Three Critical In-plant Trends for 2010
To stay in business, in-plants need to measure their financial performance, improve their productivity and respond to customers’ changing needs.December 2009 By Howie Fenton
I JUST returned from the Texas Association of College and University Printers (TACUP) conference and was pleasantly surprised at the turnout. After another in-plant show cancelled this year (ACUP), it was a nice surprise to see a roomful of in-plant managers.
According to Richard Beto who organized the meeting at the University of Texas at Austin, the cancellation of other shows helped attract managers from neighboring states to TACUP.
My presentation entitled "What Makes a World Class In-plant Printer" was delayed because we could not find the handouts. It took about 20 minutes for them to arrive, but it allowed time for everyone to talk about the issues on their minds.
Based on what I heard there, as well as during on-site audits over the last few years, I would conclude that there are three critical trends for in-plants to pay attention to: Sales/Marketing, Finance and Operations.
Marketing and Sales
Today's marketing and sales focus includes listening to your customers' changing needs and responding before someone else can create a competitive advantage. There are two components to listening and being responsive to your customers. First you have to understand how well you are meeting your customers' existing needs, and second you need to learn how your customers' needs are changing. In other words, you have to understand how you are doing today and what you will need to change in the future.
No one wants to admit it but the sad fact is that the need for print is declining and therefore the competition for print is increasing. As a result, the bar for service is being raised by all service providers to your customers.

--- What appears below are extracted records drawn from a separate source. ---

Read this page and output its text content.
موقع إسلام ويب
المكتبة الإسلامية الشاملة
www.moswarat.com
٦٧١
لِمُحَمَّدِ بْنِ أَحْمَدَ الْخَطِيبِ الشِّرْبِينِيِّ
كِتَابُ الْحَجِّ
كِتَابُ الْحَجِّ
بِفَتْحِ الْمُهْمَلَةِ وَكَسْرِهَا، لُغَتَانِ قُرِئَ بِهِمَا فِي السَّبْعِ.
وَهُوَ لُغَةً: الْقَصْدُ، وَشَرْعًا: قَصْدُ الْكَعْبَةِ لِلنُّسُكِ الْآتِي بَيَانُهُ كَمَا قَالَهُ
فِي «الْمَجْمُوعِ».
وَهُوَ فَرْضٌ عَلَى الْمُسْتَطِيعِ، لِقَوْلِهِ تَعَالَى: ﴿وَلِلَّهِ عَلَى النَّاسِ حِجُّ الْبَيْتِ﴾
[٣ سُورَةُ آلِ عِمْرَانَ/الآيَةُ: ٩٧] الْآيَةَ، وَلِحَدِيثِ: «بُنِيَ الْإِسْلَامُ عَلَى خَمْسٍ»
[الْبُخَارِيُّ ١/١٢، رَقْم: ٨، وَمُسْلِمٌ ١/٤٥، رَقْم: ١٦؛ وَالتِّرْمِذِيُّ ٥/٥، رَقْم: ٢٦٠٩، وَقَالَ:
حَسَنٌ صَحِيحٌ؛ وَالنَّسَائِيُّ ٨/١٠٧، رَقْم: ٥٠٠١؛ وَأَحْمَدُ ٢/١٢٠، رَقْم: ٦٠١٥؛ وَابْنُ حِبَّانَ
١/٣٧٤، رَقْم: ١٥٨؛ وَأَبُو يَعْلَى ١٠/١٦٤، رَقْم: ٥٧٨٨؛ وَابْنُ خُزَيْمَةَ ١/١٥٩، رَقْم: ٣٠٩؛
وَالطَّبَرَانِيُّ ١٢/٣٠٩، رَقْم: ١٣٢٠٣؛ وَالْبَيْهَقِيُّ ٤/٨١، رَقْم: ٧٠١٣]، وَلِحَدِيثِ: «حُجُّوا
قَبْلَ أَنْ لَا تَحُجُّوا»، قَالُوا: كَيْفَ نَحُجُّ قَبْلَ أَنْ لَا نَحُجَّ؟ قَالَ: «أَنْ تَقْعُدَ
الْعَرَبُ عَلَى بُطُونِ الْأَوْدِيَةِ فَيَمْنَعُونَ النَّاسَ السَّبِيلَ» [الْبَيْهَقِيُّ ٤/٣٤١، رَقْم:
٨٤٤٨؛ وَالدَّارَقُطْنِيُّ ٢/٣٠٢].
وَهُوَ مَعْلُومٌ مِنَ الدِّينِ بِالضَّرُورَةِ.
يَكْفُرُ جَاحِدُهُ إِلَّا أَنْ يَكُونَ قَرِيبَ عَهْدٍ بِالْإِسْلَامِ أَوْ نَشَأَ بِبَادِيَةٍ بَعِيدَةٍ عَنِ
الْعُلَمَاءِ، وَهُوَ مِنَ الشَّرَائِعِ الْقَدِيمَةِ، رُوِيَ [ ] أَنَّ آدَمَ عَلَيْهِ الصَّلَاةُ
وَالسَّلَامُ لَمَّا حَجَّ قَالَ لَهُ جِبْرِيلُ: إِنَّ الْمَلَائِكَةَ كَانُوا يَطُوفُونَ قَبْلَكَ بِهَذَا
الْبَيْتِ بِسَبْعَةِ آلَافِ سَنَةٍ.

Years ago an in-plant had an advantage just because employees wanted to keep the money in the "same pot." That advantage is declining as outside companies offer faster, cheaper or more convenient service, which often trumps the "same pot" advantage. As a result, it's not enough to simply survey customers about their satisfaction; instead you have to now compare your products and services to those of outside printers. We use a tool called the NAPL eKG competitiveness survey to accomplish that. It does not simply ask "How are we doing?" but instead "How do we compare?"
In another survey we call Market Pulse, we look ahead (as opposed to eKG, which looks at the present situation). Our goal is to learn about customers' changing needs (e.g. from direct mail to e-mail; from hand delivery of jobs and proofs to electronic delivery; from buying print alone to buying print, fulfillment and mailing together; from print marketing alone to cross media marketing, etc.). We also ask about service awareness (do you know we offer?) and likelihood of purchasing new products and services.